When the young Thomas More walked in the 1480s from his house in Milk Street to St. Anthony’s School in Threadneedle Street, the city pressed upon him in ways which he never forgot. He passed the Standard in Cheapside, for example, where public and bloody executions took place; children were not spared the spectacle of violent death. He passed churches, painted images of the saints, and the “pissing conduit” as well as the stalls of the fishmongers and butchers; he would have seen the beggars, some of his own age, as well as the prostitutes and the thieves or loiterers set up in the stocks. Like an adult he went dressed in doublet and hose because children were not considered “different” from their elders but simply younger versions of the same thing. At school he learned music and grammar, as well as useful proverbial phrases. “O good turne asket another … Many handes maken lite werke … The more haste, the werse spede.” He was also educated in rhetoric, and was one of those children who competitively exercised their talents in St. Bartholomew’s Churchyard. But the important point is, simply, that he was being trained for a career in the legal administration of London. It was undoubtedly and principally a civic education; he was taught to celebrate order and harmony, and much of his public career was devoted to introducing that order and harmony within the streets which he had known since childhood. Yet those same streets hardened him, as they hardened all their children. His own writing is filled with their slang and demotic; the hardness and theatricality of his own nature, as well as his wit and aggression, sprang from a characteristic London childhood.
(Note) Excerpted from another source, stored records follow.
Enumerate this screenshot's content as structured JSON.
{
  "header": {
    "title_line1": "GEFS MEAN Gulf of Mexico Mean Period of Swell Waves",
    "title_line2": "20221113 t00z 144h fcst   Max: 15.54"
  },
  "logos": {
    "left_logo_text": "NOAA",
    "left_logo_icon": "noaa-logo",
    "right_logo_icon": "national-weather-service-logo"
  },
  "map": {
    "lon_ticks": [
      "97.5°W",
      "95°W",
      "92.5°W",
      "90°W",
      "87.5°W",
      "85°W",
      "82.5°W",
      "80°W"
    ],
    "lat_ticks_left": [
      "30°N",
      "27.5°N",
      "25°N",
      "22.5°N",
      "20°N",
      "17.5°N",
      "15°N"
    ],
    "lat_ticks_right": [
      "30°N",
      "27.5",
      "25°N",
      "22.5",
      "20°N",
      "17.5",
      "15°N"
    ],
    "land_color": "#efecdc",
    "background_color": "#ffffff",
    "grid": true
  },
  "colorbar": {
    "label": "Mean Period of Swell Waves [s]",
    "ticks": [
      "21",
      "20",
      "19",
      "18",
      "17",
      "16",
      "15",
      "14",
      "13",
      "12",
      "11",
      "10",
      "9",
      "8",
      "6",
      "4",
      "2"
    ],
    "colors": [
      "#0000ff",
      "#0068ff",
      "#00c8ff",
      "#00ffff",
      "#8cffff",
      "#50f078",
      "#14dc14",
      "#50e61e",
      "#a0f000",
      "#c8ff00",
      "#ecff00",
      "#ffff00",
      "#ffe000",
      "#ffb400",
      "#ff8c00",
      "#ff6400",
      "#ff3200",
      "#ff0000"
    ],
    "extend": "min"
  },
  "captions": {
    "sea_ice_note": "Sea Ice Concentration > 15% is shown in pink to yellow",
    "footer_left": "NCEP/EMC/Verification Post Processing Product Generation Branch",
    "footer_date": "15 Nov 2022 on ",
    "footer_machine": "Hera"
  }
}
London children, therefore, confronted harsh realities. If they were poor they were put out to hard service, working hours as long as their adult companions, but if they were the offspring of affluent families they were enlisted within the households of richer or more eminent citizens; the young Thomas More, for example, entered the household of the archbishop of Canterbury. It was necessary to work, or be punished. The records of Bridewell show that nearly half of its inmates were boys accused of nothing but vagrancy; they were “packte up and punnyshed alyke in Brydewell with rogues, beggers, strompets and pylfering theves.” This harshness is reflected in the commentaries of two Londoners, the late fifteenth-century William Caxton, and the early sixteenth-century Roger Ascham. Caxton complained that “I see that they that ben borne within [the city of London] encrease and prouffyte not lyke theys faders and olders,” while Ascham maintained that “Innocence is gone: Bashfulnesse is banished; moch presumption in yougthe.” These sentiments might be considered as the perpetual rage of age against youth, in the context of the changing generations, but it is interesting to note that they were made at a time when the city was expanding. Between 1510 and 1580 the population rose from 50,000 to 120,000, and it suffered from an excess of turbulence, unrest and energy; it seems likely that the children embodied that spirit in the most obvious and, to the older citizens, alarming way.